When I use the --exclude flag in ner.correct I see the same 26 examples over and over. When I shut down the server and restart, I get a new set of 26 examples and can continue annotating, but restarting the annotation process every 26 examples doesn't seem like a workflow that is in the spirit of Am I doing something wrong?

In the spirit of Ines' "ingredients" NER model, I'm running a command like this (names changed to protect the innocent):

(prodigy-1.10.5) [~/work]$ prodigy ner.correct dataset_2 ./tmp_model prepped-data.jsonl --label FRUIT,VEG,MEAT,DAIRY,GRAIN --exclude dataset_1

The same command without the --exclude argument serves all the examples in prepped-data.jsonl (but of course doesn't exclude the examples in dataset_1).

Here's my prodigy.json config (most are default settings):

  "theme": "basic",
  "custom_theme": {},
  "buttons": ["accept", "reject", "ignore", "undo"],
  "batch_size": 10,
  "history_size": 10,
  "port": 8080,
  "host": "",
  "cors": true,
  "db": "sqlite",
  "db_settings": {},
  "api_keys": {},
  "validate": true,
  "auto_exclude_current": true,
  "instant_submit": false,
  "feed_overlap": false,
  "ui_lang": "en",
  "project_info": ["dataset", "session", "lang", "recipe_name", "view_id", "label"],
  "show_stats": false,
  "hide_meta": false,
  "show_flag": false,
  "instructions": false,
  "swipe": false,
  "split_sents_threshold": false,
  "html_template": false,
  "global_css": null,
  "javascript": null,
  "writing_dir": "ltr",
  "show_whitespace": false,
  "exclude_by": "input"

I'm running Prodigy 1.10.5 on Linux, Python 3.6.9.

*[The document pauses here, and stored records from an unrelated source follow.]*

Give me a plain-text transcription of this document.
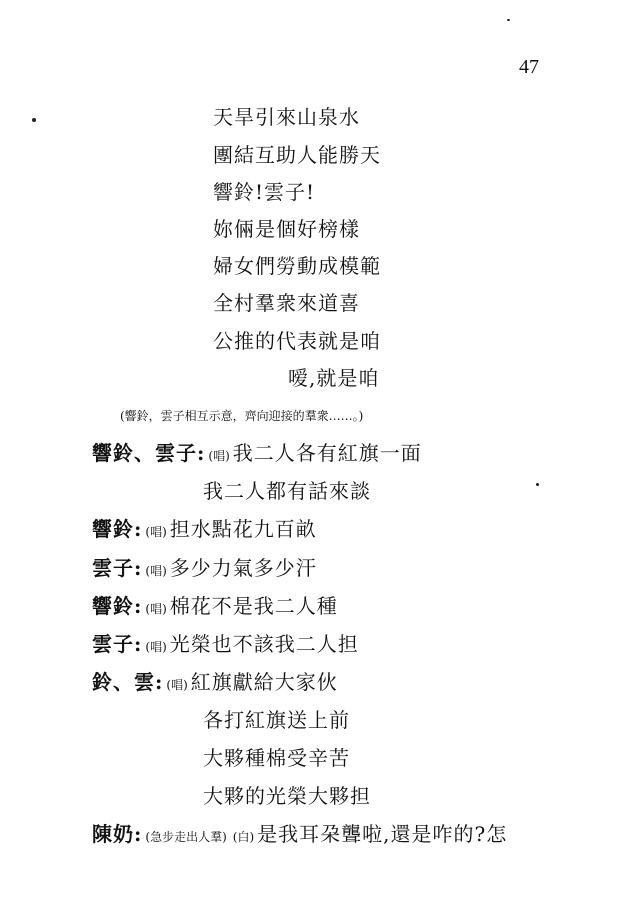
47
天旱引來山泉水
團結互助人能勝天
響鈴!雲子!
妳倆是個好榜樣
婦女們勞動成模範
全村羣衆來道喜
公推的代表就是咱
嗳,就是咱
(響鈴，雲子相互示意，齊向迎接的羣衆……。)
響鈴、雲子: (唱) 我二人各有紅旗一面
我二人都有話來談
響鈴: (唱) 担水點花九百畝
雲子: (唱) 多少力氣多少汗
響鈴: (唱) 棉花不是我二人種
雲子: (唱) 光榮也不該我二人担
鈴、雲: (唱) 紅旗獻給大家伙
各打紅旗送上前
大夥種棉受辛苦
大夥的光榮大夥担
陳奶: (急步走出人羣) (白) 是我耳朶聾啦,還是咋的?怎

I'm working around this by piping my data in using bash tail thusly:

(prodigy-1.10.5) [~/work]$ tail -n +100 prepped-data.jsonl | prodigy ner.correct dataset_2 ./tmp_model - -l FRUIT,VEG,MEAT,DAIRY,GRAIN

I increment the -n argument for each batch of data to correct, but this still breaks the flow a little. Is there a way to use --exclude and see a full stream of data using alone?

Thanks for your help!

Hi! That definitely doesn't sound like the intended behaviour. Could you double-check whether the incoming examples end up with the same hashes as the examples already in the dataset that's excluded? (Quick debugging tip: if you make Prodigy execute any JavaScript, like "javascript": "console.log('js!')", you can log window.prodigy.content in your developer console to see the JSON of whatever is currently on the screen).

If the hashes are the same, it's more likely related to the stream orchestration :thinking: In that case, can you check if setting "force_stream_order": false solves the problem?

Thanks for the tips! (And for being so quick!)

I tried out your debugging tip and was able to confirm that the hashes of the examples that repeat over and over indeed are unchanged when I see them on subsequent cycles through the set of repeating examples.

So...setting "force_stream_order": false does indeed solve the problem!

This doesn't exactly feel like "case closed" since "force_stream_order": false is the default, and even if it were not, the docs suggest that setting "force_stream_order": true should still register annotated examples as "finished". However, this does solve my problem, so thank-you! I hope it solves somebody else's problem too!

Yes, this is definitely not the "solution", but it helps narrow in on the underlying problem. (The recipe in this case sets "force_stream_order": True, so it sounds like you've hit some edge case here that makes Prodigy believe that a batch hasn't been annotated yet, even though it's present in the dataset.)

We were able to recreate this bug exactly (up to the 26 and repeat) on our setup as well.